Sophia : Thermatech s'oriente vers un plan de cession

Posté mer 19/11/2003 - 00:00
Par admin

Placé en règlement judiciaire le 23 juillet avec six mois d'observation, le groupe (120 personnes) n'a pas réussi à constituer un nouveau tour de table. Deux offres de reprise seront étudiées le 3 décembre par le Tribunal de commerce d'Antibes pour sa filiale ViTechnology.

Le groupe sophipolitain Thermatech, placé en règlement judiciaire le 23 juillet dernier, se dirige vers un plan de cession (voir l'article de SN.com "Sophia : Thermatech Ingénierie en règlement judiciaire"). C'est ce qui est annoncé dans un avis financier publié aujourd'hui (Thermatech est coté au Nouveau Marché depuis 1996). Thermatech Ingenierie et deux de ses filiales ViTechnology et Thermatech Industries avaient été mises en règlement judiciaire à la demande de leurs dirigeants suite à un tour de table qui n'avait pas abouti en juin dernier.
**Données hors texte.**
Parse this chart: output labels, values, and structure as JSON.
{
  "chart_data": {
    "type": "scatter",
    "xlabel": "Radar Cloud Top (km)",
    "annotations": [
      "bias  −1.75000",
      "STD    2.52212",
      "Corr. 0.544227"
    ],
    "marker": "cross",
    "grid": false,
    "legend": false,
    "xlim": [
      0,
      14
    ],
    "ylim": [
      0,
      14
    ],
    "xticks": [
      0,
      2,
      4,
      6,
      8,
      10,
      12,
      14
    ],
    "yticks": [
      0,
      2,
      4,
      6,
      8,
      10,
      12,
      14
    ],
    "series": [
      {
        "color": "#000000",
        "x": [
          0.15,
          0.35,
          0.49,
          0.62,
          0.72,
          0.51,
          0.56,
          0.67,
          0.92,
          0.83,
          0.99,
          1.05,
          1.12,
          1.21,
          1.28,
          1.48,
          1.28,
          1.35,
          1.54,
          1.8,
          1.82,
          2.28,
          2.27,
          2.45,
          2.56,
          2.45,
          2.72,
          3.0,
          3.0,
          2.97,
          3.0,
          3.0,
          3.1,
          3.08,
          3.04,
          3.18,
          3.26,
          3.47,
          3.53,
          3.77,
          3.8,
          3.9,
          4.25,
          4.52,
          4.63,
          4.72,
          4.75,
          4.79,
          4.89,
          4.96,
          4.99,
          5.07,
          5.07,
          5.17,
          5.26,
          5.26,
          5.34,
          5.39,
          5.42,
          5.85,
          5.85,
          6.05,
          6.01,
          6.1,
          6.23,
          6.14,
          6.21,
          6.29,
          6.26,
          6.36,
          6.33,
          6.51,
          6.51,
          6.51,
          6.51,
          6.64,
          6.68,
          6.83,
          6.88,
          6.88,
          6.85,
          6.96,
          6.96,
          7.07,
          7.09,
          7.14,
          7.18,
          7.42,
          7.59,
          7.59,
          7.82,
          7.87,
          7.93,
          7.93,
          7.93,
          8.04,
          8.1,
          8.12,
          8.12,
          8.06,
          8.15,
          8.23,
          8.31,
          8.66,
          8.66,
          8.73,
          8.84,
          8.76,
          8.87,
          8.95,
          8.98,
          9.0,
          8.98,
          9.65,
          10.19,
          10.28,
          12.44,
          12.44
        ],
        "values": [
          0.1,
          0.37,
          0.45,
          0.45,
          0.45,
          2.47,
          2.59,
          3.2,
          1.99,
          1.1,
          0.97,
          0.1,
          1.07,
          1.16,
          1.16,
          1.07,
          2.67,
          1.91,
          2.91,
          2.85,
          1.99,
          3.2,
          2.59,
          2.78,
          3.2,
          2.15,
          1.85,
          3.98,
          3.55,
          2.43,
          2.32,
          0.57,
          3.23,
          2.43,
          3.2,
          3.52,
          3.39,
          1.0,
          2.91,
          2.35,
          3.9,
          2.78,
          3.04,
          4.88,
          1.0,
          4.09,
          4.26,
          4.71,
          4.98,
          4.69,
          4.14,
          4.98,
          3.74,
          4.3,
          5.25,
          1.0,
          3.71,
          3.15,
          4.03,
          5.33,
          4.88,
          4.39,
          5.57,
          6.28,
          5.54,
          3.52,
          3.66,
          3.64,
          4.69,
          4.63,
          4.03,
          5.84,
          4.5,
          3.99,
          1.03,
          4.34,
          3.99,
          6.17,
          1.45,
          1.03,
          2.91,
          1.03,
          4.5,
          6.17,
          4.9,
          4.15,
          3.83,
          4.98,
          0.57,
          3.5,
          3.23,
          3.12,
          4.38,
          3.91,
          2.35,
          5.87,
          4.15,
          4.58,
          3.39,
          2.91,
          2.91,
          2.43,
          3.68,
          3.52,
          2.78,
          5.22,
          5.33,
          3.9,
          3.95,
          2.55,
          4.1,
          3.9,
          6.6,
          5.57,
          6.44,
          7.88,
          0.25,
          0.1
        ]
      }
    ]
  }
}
Elles avaient bénéficié d'une période d'observation de six mois. "Malgré la renégociation en cours du passif obligataire et fournisseur, il n'a pas été possible à aujourd'hui de constituer un nouveau tour de table pour assurer la mise en place d'un plan de continuation des trois sociétés" est-il indiqué dans l'avis financier.La poursuite d'activité du groupe s'oriente donc vers un plan de cession. Cela notamment pour ViTechnology, filiale pour l'industrie électronique qui réalise la quasi totalité du chiffre d'affaires du groupe. Deux propositions de rachat des actifs de ViTechnology ont déjà été reçues et seront présentées au Tribunal de commerce d'Antibes le 3 décembre prochain. Elles émanent de groupes industriels sérieux, non concurrents", est-il précisé. La cession pourrait avoir lieu ainsi avant la fin de l'année sauf si, le cas devenant de plus en plus improbable à mesure que le temps passe, un plan de continuation pouvait être proposé in extremis. Quant aux comptes du premier semestre ils restent en cours d'examen en raison de la situation de la société.Le 23 octobre dernier, un autre avis financier avait donné la mesure du problème : le chiffre d'affaires du premier semestre 2003 était évalué à 6,5 millions d'euros, pour une perte nette de 4,53 millions d'euros. Le groupe emploie 120 personnes. La cession, est-il également noté, sous réserve de l'acceptation par le Tribunal d'une des offres, devra permettre "d'assurer la poursuite de l'activité électronique du groupe, tout en garantissant le maintien de son savoir faire".